Correlation of Local Effects of DNA Sequence and Position of β-Alanine Inserts with Polyamide-DNA Complex Binding Affinities and Kinetics

To improve our understanding of the effects of beta-alanine (beta) substitution and the number of heterocycles on DNA binding affinity and selectivity, we investigated the interactions of an eight-ring hairpin polyamide (PA) and two beta derivatives as well as a six-heterocycle analogue with their cognate DNA sequence, 5'-TGGCTT-3'. Binding selectivity and the effects of beta have been investigated with the cognate and five mutant DNAs.

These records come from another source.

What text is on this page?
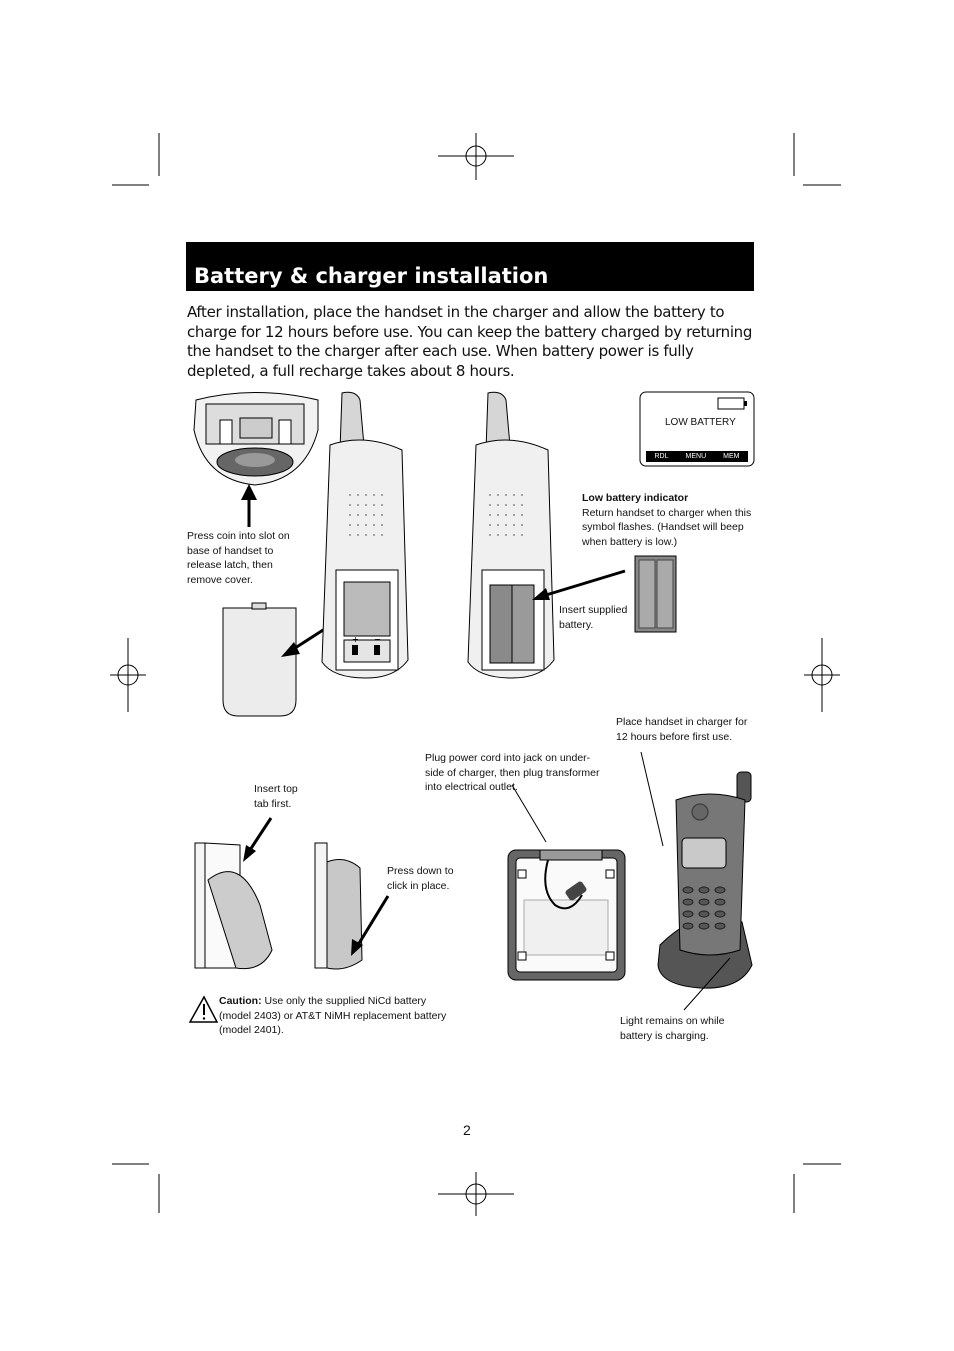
+ −
Battery & charger installation
After installation, place the handset in the charger and allow the battery to charge for 12 hours before use. You can keep the battery charged by returning the handset to the charger after each use. When battery power is fully depleted, a full recharge takes about 8 hours.
LOW BATTERY
RDL MENU MEM
Press coin into slot on base of handset to release latch, then remove cover.
Low battery indicator
Return handset to charger when this symbol flashes. (Handset will beep when battery is low.)
Insert supplied battery.
Place handset in charger for 12 hours before first use.
Plug power cord into jack on under-side of charger, then plug transformer into electrical outlet.
Insert top tab first.
Press down to click in place.
Caution: Use only the supplied NiCd battery (model 2403) or AT&T NiMH replacement battery (model 2401).
Light remains on while battery is charging.
2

A set of powerful and complementary methods have been employed for both energetic and structural evaluations: UV melting, biosensor surface plasmon resonance, isothermal titration calorimetry, circular dichroism, and a DNA ligation ladder global structure assay. The reduced number of heterocycles in the six-ring PA weakens the binding affinity; however, the smaller PA aggregates significantly less than the larger PAs and allows us to obtain the binding thermodynamics. The PA-DNA binding enthalpy is large and negative with a large negative Delta C-p and is the primary driving component of the Gibbs free energy. The complete SPR binding results clearly show that beta substitutions can substantially weaken the binding affinity of hairpin PAs in a position-dependent manner. More importantly, the changes in the binding of PA to the mutant DNAs further confirm the position-dependent effects on the PA-DNA interaction affinity. Comparison of mutant DNA sequences also shows a different effect in recognition of T.A versus A.T base pairs. The effects of DNA mutations on binding of a single PA as well as the effects of the position of beta substitution on binding tell a clear and very important story about sequence-dependent binding of PAs to DNA.